Why this matters
Many large-model coding workflows pay a high price in tokens and latency when every step enters long-form internal reasoning. This release intentionally flips that product assumption: instead of maximizing visible chain-of-thought, it tunes an LLM to act reliably and repeatedly with minimal deliberation so agent loops (read→edit→test→fix) run faster and cheaper.
What Sets It Apart
- Thinking-off agent target: trained to make fast next-step decisions (inspect, edit, test, summarize) rather than produce long visible reasoning each turn — reduces token waste and turnaround time.
- MoE + MTP inference stack: built from a 35B total / ~3B active-parameter hybrid sparse MoE foundation and preserves MTP heads for speculative multi-token decoding to improve local throughput.
- Agent-first evaluation: completed a Q5_K_M quantized SWE-bench submitted-patch run with 62.4% on 300 cases; benchmarking emphasizes sustained execution, multi-turn orchestration, and real patch submission quality rather than only isolated reasoning scores.
Who It's For and Trade-offs
Great fit if you run local or self-hosted coding agents, need repeated test-fix cycles, or want lower-latency multi-file edits in a structured harness. It pairs well with Codex/OpenCode-style agent loops and tooling that enforces strict schemas for tool calls and outputs.

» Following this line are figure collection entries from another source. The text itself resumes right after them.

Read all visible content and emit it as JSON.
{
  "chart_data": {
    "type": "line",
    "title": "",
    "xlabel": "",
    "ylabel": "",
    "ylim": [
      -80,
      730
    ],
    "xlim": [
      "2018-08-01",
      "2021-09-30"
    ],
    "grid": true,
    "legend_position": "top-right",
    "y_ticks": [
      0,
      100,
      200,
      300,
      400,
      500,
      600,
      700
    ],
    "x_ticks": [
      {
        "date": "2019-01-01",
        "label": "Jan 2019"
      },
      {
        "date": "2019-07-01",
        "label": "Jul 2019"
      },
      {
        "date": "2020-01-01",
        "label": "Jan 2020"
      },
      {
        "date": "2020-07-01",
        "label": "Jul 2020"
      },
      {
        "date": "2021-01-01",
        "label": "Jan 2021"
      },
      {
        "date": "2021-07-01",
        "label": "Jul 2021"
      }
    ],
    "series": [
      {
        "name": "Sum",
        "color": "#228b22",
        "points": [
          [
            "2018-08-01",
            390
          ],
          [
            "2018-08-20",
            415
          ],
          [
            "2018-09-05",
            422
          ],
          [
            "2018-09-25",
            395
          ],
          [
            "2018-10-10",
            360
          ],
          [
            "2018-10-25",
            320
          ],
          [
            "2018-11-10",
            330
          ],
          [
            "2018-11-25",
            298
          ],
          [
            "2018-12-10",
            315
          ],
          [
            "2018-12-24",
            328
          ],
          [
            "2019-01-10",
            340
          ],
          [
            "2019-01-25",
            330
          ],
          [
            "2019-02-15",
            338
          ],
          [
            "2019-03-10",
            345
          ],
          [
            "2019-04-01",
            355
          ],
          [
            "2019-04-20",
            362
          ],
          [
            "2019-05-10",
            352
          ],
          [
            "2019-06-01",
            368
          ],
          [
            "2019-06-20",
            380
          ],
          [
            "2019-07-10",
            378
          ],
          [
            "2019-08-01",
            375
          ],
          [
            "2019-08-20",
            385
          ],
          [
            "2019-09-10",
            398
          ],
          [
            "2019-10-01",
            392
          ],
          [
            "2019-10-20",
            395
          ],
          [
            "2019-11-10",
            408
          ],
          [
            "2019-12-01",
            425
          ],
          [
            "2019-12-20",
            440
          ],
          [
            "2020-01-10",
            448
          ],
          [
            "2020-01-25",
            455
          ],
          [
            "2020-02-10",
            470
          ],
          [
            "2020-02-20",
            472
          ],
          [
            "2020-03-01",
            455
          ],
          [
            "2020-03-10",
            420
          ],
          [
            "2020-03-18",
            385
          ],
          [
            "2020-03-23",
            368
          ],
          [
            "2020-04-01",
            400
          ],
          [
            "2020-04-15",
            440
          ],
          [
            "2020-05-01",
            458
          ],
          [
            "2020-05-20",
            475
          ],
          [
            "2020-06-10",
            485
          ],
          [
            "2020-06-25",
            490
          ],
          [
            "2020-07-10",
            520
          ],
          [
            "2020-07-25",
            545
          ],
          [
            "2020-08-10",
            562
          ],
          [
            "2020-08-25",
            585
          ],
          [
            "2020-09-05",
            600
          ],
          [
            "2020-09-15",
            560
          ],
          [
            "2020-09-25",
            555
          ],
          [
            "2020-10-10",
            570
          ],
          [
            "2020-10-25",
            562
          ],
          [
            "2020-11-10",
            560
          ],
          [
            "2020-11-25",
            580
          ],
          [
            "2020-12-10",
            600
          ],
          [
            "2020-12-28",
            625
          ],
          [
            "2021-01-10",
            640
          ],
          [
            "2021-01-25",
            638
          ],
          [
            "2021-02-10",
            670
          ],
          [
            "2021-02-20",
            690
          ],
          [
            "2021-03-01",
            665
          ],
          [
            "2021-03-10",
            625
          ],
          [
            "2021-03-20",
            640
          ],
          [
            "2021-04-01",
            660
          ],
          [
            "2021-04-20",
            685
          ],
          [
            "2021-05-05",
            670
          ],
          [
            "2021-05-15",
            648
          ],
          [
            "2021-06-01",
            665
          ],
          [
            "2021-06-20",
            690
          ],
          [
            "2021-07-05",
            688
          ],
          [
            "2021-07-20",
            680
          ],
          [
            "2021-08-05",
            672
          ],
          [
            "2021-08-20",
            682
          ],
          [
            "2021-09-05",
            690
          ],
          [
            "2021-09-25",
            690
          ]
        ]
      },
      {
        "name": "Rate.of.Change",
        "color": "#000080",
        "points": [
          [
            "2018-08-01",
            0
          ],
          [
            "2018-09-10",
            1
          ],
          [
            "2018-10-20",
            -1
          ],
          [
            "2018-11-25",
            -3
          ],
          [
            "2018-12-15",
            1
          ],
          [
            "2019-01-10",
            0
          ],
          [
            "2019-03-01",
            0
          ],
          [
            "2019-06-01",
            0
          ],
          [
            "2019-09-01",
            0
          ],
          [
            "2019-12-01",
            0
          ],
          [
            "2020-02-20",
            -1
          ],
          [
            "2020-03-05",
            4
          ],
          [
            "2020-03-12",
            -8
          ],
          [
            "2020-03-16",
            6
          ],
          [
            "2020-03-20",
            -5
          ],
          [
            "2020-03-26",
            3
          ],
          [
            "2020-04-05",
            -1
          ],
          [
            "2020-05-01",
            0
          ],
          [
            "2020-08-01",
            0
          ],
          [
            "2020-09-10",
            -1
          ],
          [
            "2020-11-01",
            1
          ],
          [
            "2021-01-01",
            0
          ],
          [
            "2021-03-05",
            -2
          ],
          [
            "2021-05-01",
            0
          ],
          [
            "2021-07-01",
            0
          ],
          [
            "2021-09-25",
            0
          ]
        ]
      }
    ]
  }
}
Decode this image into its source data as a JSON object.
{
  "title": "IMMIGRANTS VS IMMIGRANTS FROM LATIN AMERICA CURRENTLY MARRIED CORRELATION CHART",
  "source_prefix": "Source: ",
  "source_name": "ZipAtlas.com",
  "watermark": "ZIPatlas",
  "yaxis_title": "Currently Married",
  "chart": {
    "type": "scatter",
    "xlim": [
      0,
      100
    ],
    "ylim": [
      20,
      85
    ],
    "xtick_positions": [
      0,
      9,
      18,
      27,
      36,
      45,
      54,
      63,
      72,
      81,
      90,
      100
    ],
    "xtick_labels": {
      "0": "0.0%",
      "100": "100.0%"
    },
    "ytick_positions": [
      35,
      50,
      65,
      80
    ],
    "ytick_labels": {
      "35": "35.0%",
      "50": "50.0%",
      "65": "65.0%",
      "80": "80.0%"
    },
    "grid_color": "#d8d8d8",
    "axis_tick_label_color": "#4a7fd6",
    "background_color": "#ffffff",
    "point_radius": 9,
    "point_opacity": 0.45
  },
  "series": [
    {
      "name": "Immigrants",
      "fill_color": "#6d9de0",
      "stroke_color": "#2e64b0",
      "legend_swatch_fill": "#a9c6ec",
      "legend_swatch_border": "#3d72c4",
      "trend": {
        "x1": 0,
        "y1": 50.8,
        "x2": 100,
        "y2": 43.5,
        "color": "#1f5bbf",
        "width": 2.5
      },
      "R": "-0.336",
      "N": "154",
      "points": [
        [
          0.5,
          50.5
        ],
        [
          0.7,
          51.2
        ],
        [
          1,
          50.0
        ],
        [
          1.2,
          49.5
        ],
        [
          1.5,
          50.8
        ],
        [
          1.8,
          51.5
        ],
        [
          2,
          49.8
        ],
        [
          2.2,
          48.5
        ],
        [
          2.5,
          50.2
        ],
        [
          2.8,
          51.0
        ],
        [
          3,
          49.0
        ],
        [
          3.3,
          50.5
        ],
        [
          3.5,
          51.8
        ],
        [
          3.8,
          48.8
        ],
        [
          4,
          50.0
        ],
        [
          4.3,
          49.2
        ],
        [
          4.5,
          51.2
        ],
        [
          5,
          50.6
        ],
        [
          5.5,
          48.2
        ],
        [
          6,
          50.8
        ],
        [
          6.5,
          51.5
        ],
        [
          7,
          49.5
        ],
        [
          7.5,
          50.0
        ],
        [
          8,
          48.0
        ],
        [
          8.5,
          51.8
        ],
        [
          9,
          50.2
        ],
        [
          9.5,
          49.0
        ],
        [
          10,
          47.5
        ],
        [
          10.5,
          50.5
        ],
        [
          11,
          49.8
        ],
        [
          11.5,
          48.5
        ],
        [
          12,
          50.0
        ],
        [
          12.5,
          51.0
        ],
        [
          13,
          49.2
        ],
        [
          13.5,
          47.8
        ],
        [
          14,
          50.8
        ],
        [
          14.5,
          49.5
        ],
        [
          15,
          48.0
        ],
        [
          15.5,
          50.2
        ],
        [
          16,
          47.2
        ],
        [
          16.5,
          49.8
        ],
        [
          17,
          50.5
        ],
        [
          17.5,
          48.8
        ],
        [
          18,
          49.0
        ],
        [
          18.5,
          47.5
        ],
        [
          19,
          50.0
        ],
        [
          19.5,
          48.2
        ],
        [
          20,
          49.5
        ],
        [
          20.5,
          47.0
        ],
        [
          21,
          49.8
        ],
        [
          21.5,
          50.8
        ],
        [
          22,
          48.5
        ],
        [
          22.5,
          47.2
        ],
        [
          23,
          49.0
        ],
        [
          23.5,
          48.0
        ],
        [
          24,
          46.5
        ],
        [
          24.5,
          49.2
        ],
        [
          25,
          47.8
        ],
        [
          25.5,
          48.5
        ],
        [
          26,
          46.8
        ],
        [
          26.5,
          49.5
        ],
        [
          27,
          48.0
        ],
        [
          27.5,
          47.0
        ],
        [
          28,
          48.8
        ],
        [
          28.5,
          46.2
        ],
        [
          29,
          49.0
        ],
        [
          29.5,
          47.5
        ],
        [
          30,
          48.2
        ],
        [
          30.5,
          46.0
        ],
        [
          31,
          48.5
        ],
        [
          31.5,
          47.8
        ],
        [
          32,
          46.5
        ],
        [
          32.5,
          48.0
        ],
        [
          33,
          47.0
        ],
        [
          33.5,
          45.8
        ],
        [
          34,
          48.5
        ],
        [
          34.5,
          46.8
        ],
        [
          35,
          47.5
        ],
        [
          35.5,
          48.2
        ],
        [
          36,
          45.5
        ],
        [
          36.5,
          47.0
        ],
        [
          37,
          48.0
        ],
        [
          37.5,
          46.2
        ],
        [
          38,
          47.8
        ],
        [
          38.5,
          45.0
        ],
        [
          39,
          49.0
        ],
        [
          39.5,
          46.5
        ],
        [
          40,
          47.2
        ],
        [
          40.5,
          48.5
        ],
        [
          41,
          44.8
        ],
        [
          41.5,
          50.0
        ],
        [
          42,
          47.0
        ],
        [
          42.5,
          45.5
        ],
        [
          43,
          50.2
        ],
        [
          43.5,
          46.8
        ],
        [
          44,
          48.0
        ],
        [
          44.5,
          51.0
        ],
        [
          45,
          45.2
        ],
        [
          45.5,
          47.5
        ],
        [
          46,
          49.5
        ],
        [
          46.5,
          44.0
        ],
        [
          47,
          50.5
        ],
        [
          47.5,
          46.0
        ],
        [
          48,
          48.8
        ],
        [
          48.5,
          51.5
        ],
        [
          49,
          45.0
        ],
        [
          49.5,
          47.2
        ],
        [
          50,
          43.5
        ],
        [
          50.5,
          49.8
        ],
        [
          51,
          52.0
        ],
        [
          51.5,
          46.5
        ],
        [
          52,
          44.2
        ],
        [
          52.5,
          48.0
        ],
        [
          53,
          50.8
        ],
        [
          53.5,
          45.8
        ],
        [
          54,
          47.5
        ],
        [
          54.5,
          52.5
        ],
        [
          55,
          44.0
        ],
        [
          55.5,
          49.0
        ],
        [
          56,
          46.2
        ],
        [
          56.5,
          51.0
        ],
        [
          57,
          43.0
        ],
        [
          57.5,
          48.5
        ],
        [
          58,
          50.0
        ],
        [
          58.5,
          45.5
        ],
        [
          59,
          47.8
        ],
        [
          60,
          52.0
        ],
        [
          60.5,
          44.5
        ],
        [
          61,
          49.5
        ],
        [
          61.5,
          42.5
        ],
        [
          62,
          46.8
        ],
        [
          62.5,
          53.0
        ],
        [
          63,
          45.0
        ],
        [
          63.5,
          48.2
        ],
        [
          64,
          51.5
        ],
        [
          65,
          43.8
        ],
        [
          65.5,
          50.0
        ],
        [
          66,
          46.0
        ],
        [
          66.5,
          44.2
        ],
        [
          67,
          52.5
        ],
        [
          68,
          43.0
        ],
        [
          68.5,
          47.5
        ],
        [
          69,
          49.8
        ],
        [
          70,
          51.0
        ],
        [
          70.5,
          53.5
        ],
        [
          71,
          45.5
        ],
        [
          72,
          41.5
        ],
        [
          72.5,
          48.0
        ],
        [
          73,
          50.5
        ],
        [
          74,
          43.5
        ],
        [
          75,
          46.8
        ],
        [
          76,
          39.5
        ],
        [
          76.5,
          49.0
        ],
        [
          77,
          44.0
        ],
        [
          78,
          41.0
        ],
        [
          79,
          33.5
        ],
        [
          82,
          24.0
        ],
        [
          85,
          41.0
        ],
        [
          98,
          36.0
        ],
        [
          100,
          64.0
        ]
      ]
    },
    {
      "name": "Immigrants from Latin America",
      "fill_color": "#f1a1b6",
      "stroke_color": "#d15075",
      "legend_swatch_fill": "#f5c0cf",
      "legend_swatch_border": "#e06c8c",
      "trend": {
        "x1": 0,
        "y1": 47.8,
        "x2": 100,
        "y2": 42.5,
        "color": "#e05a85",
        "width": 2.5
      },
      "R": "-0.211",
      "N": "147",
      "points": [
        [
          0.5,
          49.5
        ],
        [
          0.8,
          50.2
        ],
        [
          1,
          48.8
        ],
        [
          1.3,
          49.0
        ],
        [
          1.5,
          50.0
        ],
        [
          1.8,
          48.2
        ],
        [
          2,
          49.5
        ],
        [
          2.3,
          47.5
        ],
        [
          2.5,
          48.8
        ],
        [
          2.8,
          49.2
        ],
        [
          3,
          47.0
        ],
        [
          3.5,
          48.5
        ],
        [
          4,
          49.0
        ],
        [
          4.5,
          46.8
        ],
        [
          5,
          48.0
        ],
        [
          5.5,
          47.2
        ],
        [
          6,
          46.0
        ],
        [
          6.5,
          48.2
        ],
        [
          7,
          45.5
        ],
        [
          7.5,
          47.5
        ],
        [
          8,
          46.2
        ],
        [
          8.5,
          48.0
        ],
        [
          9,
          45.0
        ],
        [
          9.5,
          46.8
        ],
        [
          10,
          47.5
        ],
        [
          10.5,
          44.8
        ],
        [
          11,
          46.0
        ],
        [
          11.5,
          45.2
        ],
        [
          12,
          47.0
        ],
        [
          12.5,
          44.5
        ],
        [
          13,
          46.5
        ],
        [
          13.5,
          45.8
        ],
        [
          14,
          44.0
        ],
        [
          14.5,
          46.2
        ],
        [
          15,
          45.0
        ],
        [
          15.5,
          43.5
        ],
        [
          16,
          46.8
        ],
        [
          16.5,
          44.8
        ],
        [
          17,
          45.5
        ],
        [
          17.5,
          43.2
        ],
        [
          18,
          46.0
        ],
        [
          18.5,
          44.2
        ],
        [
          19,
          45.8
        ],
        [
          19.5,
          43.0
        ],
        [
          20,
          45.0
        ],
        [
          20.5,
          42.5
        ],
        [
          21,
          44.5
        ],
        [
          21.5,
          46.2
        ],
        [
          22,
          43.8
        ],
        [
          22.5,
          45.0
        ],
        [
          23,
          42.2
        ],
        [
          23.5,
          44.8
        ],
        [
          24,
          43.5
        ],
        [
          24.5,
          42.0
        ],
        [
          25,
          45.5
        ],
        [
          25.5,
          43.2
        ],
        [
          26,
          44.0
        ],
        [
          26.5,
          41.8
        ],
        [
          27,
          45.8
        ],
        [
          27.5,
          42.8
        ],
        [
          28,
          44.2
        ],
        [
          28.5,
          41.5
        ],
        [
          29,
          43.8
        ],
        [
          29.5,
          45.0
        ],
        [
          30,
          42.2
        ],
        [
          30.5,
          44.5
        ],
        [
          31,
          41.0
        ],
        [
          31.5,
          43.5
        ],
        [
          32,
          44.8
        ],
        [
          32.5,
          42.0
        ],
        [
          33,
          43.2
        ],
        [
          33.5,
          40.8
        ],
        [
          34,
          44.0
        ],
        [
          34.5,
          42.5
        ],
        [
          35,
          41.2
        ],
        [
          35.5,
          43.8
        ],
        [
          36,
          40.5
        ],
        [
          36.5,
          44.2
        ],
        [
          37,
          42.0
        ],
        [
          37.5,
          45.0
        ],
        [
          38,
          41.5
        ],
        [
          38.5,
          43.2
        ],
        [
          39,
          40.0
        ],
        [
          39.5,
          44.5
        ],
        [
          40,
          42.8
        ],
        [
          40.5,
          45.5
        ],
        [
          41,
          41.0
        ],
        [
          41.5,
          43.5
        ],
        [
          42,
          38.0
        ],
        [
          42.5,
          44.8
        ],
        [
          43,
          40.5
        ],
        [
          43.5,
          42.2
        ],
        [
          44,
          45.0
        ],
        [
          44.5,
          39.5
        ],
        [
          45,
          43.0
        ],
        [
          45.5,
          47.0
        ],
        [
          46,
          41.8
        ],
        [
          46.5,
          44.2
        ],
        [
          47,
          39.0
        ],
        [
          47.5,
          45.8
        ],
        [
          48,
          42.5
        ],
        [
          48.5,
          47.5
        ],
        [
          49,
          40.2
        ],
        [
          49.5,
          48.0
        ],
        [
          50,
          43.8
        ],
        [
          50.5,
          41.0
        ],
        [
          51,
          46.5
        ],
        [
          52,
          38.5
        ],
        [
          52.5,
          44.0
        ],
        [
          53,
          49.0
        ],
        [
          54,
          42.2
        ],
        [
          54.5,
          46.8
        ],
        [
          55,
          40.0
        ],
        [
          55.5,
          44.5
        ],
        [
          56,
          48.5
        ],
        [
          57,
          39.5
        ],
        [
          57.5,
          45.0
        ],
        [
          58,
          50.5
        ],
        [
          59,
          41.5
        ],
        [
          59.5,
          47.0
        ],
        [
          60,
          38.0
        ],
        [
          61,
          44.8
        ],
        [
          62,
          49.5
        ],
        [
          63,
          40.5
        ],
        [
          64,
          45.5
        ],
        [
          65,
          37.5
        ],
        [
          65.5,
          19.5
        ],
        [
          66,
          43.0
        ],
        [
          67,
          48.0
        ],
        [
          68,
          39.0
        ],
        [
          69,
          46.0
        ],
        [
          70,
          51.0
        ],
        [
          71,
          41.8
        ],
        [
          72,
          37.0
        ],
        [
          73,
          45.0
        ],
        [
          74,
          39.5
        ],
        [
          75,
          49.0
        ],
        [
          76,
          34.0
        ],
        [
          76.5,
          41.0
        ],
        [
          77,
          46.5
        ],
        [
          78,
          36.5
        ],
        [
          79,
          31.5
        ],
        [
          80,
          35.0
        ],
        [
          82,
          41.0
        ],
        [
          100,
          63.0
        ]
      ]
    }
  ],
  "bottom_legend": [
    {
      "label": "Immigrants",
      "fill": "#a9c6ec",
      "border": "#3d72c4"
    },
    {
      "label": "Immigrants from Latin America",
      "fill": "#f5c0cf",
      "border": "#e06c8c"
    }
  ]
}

Look elsewhere if your primary need is maximal reasoning transparency, long-form chain-of-thought for research, or the highest engineering-competence scores: evaluations show other thinking-on models can outperform on metacognition and some recall-heavy engineering metrics.
Where It Fits
Positioned as a practical execution model rather than a pure reasoning champion. In held-out comparisons it scores higher on operational categories (legit-request compliance, multi-turn orchestration, integrity under pressure) while models optimized for thinking-on retain advantages in long-context recall, metacognition, and context-poison resistance.
Training & Evaluation Notes
Built on Qwopus3.6-35B-A3B-v1 (derived from Qwen3.6-35B-A3B). Fine-tuning used Unsloth for memory-efficient adaptation; hardware and live-agent demos were collaborated with an external engineer to validate multi-file demos (RTS game sample) and long-horizon patch workflows. Recommended quantized evaluation build: Q5_K_M.
Practical takeaway: adopt this model when execution throughput, token efficiency, and stable multi-turn agent behavior matter more than exposing long internal reasoning traces.